Having taken the leap into the great entrepreneurial unknown and resigned myself to never goin

g back to a full-time job, here is the biggest lesson I've learned so far.

FAIL!!!

Not what you wanted to hear, right?

You wanted to come out fierce...Like you own this!

Insert, reality check...

Most likely, this is not going to happen.

You have to release the expectation that success will come on your first or second or sixth go at this.

Even Robert Kiyosaki, the multi-millionaire businessman and author of “Rich Dad, Poor Dad” says that he tells his investors before a deal, “This might fail.”

He releases the expectation of success and perfection and learns from whatever happens.

If you are failing, you are trying.

You are moving, which is far better than sitting still.

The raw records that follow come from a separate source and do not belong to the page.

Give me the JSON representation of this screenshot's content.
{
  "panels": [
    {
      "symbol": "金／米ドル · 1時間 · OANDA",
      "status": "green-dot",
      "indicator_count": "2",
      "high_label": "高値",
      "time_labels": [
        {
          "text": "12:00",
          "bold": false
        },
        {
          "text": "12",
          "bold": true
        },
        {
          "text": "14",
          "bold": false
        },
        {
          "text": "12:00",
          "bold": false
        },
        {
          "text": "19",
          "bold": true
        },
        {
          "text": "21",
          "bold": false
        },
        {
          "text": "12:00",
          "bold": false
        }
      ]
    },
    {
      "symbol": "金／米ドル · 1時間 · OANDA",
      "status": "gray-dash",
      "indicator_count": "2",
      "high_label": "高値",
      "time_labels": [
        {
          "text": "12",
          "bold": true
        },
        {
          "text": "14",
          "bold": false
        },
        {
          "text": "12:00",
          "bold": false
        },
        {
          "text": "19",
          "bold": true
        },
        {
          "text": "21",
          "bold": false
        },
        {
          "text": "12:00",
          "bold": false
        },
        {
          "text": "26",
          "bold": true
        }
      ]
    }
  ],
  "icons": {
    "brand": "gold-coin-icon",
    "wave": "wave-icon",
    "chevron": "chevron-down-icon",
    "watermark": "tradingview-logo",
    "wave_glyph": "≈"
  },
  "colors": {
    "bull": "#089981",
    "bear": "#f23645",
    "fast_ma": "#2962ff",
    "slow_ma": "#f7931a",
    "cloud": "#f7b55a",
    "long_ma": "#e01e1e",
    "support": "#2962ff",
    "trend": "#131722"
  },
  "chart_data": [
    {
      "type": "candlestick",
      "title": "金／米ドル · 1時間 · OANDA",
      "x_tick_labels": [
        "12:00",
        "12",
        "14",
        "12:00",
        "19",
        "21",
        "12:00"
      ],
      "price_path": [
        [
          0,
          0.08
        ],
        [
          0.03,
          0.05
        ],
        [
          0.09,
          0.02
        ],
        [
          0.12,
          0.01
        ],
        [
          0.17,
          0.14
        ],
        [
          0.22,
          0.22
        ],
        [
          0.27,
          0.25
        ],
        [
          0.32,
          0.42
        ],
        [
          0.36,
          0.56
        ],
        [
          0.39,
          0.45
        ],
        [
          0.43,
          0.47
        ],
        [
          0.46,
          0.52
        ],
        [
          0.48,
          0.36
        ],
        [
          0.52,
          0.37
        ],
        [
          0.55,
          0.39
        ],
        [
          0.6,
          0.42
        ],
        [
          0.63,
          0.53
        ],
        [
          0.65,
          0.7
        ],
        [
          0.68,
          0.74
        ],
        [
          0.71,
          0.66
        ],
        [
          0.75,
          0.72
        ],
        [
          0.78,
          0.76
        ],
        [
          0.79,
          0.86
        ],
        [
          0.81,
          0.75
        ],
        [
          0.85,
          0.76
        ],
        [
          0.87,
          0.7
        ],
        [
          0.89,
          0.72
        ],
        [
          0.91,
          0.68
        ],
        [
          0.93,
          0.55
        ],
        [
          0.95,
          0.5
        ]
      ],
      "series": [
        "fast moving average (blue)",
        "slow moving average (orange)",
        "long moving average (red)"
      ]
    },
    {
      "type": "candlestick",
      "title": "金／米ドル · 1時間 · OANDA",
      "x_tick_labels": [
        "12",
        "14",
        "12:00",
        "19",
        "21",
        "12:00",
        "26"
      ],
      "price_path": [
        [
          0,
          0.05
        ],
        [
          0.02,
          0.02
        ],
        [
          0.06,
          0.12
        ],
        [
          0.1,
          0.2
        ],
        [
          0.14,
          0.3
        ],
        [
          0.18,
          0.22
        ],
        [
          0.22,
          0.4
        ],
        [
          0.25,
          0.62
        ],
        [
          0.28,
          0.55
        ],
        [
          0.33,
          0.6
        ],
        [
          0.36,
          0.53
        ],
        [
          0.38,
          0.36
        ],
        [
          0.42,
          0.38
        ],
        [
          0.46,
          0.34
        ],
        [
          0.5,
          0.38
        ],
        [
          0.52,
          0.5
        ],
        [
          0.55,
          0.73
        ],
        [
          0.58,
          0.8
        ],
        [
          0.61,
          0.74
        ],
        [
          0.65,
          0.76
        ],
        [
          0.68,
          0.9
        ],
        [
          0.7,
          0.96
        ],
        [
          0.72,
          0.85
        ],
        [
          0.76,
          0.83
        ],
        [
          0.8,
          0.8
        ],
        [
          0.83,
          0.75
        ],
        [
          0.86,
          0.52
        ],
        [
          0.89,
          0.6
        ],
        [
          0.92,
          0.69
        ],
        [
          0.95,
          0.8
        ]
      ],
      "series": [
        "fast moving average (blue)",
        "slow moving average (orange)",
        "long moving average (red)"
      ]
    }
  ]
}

I’ve observed something super interesting in my life.

When I commit to something - if I keep digging and go deep with it, eventually I’ll hit upon some kind of gold. I’ll reach milestones, which become the markers that lead me to my destination over time.

Those markers might look like failures but they are actually guiding me back on to the right path.

If you don’t try something,

if you don’t get that idea from your head and out into the world,

there is no opportunity for the road to appear.

Taking action and allowing yourself to fail provides the momentum for you to move forward.

Comparison is the constant enemy of us allowing ourselves to fail. We are always painfully comparing ourselves to a future version of ourselves in our imagination and coming up painfully short. Then we chastise ourselves for not having become that fantasy image as yet. (I'm super guilty of this one.)

Neil Donald Walsh, the author of "Conversations with God" tells the story of a dream he once had. In it, he enters a small village. As he explores it, he sees that all the locals are walking around in torture. As they walk, tiny tailors jump on to them sticking them with pins and lining them with measuring tape. The villagers constantly have to pick and shake the tiny tailors off. They walk around bleeding and haggard.

Neil notices one man though who is walking in peace. The tiny tailors don’t even notice him. Neil approaches him, “Excuse me sir... What’s different about you? Why do the tiny tailors not jump on you?”

Nonchalantly he says, “Oh... I decided to stop measuring myself.”

Decide! Decide to stop it!

Stop judging and measuring yourself against against an imagined future version of yourself or someone else who is far farther along their entrepreneurial path than you.

Stop it!!

The action you can. Take it consistently guided by what feels good to you.

Be brave and challenge yourself in ways that are in alignment with your spirit.

Be open to failing and be proud of yourself for just stepping out, if things don't go according to plan.

In fact, I’m going to set you a challenge.

Fail at something. Anything.

That idea that’s been sitting in your head, put it out there in the world. No matter how it turns out, celebrate the fact that you did it at all.

Celebrate the action and not the outcome.

Rinse and repeat this over and over again.

You will learn so much. You will learn how to do it better, faster or completely differently.

Test and measure. That is what an entrepreneur does.

One day it will click and you'll be off and running.

Here is another pearl of wisdom from Neale Donald Walsch on this subject. This is from a 2015 interview with my mentor, Sage Lavine of Women Rocking Business.

“My first requirement is to stay in my sense of who I really I am and why I am here and to remove myself from any need for any outcome or result. If I focus my life on outcome or result and I have to see things happen in a certain way by a certain time or else I think I am a failure ... if that becomes the focus of my life, it’s going to be hard to not become angry, frustrated and disappointed.

If you do, you have your eyes on the wrong goal. The real goal in life is your soul fully self realising itself - understanding who you really are and expressing that through the activities and functions of your life.”

Your real goal is to be of service, allow your spirit to expand and to express your aspect of the Divine. Leave the rest to God / the Universe.

Just because things didn't happen the way you had in mind, doesn't mean that it's not the best thing that could have happened.

Keep going and I just might run into you on that beach in Hawaii.